When I first started to work on Tablet PC solutions, the depth and the richness of the Tablet PC API immediately impressed me. Thanks to the well-designed Tablet PC SDK, I could add handwriting recognition and support for digital ink without concerning myself with the gritty details and hard work of handwriting recognition.
As far as most tablet application developers are concerned, handwriting recognition is as easy as calling a ToString method.
The following code best exemplifies the basic scenario of converting ink to text that most tablet developers are familiar with.
string recognitionResults =
inkCollector.Ink.Strokes.ToString();
MessageBox.Show("Recognition Results:" +
recognitionResults);
As you can see in the above code, the Strokes collection’s ToString method does all the work here, easily converting the ink strokes to text.
The ability to interpret structure as well as content from written text opens up a number of possibilities.
But, is handwriting recognition really that easy?

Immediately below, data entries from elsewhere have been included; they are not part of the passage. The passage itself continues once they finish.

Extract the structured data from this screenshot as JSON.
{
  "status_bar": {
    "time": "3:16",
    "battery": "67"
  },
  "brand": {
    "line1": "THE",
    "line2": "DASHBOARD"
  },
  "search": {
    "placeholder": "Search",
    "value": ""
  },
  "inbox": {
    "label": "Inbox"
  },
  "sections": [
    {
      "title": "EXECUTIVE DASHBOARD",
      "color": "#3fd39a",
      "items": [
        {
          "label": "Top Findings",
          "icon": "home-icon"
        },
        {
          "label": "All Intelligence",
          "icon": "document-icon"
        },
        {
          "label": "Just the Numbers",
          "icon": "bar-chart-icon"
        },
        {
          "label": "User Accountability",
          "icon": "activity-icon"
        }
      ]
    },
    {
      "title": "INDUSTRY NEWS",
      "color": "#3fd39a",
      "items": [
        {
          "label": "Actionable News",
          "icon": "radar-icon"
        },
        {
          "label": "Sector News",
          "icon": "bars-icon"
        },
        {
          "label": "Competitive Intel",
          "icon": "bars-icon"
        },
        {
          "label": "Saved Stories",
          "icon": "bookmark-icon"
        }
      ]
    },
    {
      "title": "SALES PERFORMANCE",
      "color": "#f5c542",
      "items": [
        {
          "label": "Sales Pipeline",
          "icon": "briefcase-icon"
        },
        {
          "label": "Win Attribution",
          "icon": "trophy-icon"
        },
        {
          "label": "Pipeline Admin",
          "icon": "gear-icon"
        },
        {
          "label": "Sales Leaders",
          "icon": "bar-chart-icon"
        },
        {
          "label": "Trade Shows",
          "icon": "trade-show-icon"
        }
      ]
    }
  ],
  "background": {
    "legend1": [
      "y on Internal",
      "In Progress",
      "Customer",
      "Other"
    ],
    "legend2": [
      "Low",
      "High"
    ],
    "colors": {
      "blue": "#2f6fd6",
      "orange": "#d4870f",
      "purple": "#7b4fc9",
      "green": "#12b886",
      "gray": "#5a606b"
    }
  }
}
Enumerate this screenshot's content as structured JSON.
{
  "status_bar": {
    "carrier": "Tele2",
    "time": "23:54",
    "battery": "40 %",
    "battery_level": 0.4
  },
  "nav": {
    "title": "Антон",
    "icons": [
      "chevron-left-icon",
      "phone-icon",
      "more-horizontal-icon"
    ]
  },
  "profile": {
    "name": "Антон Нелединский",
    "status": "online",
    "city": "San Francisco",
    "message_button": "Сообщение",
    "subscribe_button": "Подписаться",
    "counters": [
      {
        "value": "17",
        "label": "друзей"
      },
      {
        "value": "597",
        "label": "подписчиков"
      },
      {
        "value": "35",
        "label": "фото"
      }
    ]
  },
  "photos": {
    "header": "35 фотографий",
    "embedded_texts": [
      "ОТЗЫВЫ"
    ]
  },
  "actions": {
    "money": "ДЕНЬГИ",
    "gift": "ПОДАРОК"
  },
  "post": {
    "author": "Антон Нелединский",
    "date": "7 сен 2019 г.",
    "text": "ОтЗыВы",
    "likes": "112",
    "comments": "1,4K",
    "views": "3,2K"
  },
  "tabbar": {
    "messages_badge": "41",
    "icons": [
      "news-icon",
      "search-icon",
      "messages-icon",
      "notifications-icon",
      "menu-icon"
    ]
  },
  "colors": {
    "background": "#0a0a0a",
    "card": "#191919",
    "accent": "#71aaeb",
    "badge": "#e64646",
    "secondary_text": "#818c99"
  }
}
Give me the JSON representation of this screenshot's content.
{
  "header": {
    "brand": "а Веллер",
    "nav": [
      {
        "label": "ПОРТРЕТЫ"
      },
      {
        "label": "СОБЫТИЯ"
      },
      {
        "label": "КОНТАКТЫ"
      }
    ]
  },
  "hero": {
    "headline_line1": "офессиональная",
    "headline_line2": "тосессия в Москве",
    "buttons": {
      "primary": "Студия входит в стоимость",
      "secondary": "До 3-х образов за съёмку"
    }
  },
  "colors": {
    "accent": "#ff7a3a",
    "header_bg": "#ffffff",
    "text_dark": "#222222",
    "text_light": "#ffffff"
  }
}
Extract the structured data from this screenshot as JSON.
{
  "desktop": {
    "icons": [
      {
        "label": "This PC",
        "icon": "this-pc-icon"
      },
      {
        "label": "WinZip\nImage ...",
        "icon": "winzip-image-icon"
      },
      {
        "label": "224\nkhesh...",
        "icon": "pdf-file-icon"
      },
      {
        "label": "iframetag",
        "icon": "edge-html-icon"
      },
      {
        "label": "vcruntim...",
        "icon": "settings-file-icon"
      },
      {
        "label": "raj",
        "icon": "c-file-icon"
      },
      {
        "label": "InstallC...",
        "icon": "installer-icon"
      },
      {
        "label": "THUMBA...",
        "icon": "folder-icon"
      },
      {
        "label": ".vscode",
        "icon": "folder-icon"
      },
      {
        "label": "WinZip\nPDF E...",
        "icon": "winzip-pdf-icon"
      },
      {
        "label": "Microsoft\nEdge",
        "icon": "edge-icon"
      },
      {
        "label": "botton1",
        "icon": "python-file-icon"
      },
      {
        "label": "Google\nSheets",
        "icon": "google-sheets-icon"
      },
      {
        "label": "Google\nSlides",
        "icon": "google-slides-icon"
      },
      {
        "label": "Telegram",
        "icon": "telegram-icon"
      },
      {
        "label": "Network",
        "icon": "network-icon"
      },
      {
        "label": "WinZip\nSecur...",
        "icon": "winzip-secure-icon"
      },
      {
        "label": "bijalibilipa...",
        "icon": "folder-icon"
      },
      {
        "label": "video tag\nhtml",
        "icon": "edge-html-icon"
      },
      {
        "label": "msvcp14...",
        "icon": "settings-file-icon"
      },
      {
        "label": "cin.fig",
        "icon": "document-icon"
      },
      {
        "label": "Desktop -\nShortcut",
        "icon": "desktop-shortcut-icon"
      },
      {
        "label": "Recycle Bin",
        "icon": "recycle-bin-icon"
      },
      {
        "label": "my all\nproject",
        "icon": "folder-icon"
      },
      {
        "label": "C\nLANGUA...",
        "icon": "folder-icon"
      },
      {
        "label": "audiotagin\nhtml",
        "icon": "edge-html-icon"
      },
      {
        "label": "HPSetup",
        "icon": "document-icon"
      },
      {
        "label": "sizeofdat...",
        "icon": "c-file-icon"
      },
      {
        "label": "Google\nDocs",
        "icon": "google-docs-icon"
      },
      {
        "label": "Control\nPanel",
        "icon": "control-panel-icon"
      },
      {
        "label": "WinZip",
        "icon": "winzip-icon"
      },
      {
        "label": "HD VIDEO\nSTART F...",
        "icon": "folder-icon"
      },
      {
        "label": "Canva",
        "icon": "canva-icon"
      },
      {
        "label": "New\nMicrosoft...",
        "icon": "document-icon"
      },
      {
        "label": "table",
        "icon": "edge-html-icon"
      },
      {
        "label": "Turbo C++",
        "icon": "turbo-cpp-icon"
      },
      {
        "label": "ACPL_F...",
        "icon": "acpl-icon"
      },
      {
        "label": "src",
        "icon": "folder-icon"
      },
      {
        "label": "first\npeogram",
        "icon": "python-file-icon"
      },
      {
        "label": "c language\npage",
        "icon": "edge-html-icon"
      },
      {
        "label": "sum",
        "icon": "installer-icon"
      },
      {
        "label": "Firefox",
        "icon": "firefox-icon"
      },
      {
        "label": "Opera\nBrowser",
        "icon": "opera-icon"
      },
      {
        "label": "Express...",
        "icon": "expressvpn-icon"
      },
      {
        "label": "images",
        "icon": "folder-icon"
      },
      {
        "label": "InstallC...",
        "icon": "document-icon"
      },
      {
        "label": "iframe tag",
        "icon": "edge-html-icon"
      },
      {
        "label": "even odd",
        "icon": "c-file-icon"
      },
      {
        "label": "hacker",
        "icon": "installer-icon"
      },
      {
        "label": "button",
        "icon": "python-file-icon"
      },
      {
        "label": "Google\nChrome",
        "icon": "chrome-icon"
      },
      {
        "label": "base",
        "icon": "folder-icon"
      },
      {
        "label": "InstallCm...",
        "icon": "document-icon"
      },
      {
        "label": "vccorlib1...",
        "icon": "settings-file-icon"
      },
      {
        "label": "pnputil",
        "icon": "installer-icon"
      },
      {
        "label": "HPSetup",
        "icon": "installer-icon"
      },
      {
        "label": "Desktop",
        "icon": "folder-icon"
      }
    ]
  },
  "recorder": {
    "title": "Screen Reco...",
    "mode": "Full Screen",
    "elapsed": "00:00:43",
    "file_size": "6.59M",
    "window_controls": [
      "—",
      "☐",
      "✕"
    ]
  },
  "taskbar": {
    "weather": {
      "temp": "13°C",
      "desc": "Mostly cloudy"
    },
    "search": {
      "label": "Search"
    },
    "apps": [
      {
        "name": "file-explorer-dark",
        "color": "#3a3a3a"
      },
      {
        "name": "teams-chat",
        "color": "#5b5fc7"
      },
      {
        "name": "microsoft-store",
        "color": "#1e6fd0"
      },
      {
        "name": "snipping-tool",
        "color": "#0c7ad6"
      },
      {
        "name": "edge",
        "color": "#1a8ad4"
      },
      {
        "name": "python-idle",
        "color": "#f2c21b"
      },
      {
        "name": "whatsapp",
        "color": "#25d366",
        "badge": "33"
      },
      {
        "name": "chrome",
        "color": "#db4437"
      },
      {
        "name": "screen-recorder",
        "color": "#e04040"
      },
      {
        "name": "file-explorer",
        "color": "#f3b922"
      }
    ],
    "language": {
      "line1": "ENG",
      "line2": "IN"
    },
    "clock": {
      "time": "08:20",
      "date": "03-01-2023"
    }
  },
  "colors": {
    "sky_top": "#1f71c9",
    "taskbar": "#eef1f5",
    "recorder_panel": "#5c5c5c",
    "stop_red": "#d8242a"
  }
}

Of course it isn’t. A lot of research went into building the handwriting recognition engine to make it this easy for tablet developers.
What goes on behind the scenes? More to the point, is there any functionality exposed at these lower levels of the API? How can you leverage the process to add advanced functionality to applications?
Developers are never happy for long. They have a curious nature and push the envelope-to keep expanding what’s possible. So it is with handwriting recognition. As you develop more Tablet PC applications, you will quickly find that the ToString method of handwriting recognition leaves you wanting more.
What if you wanted to see more than just the top result? What if you wanted to recognize shapes as well? What if, in addition to converting the text of the document, you wanted to copy the structure of the document?
Ink analysis makes all this and more possible.
But first, I will briefly review the basic mechanics of digital ink and what goes on when your code calls the ToString method.
The Basics of Recognition
Most developers know that the Tablet PC can convert handwriting to text, but fewer know about the shape recognition features of the Tablet PC platform. The subject of ink analysis covers handwriting, shape, and document recognition. First, I will examine the path ink takes when you call the ToString method.
Recognizing Handwriting
The ink data type is a vector-based graphics format that consists of a series of strokes. Strokes are Bezier curves, which are made up of a series of discrete points.
The handwriting recognition engine analyzes these strokes, produces a list of possible alternatives comparing them against a system-wide dictionary, and ranks them according to what the engine believes is the most likely result. The result with the highest confidence rank wins and becomes the value returned from the recognizers.
In order to do this, the handwriting recognition engine has to determine several important key factors; the same factors that the human eye takes into account when reading text.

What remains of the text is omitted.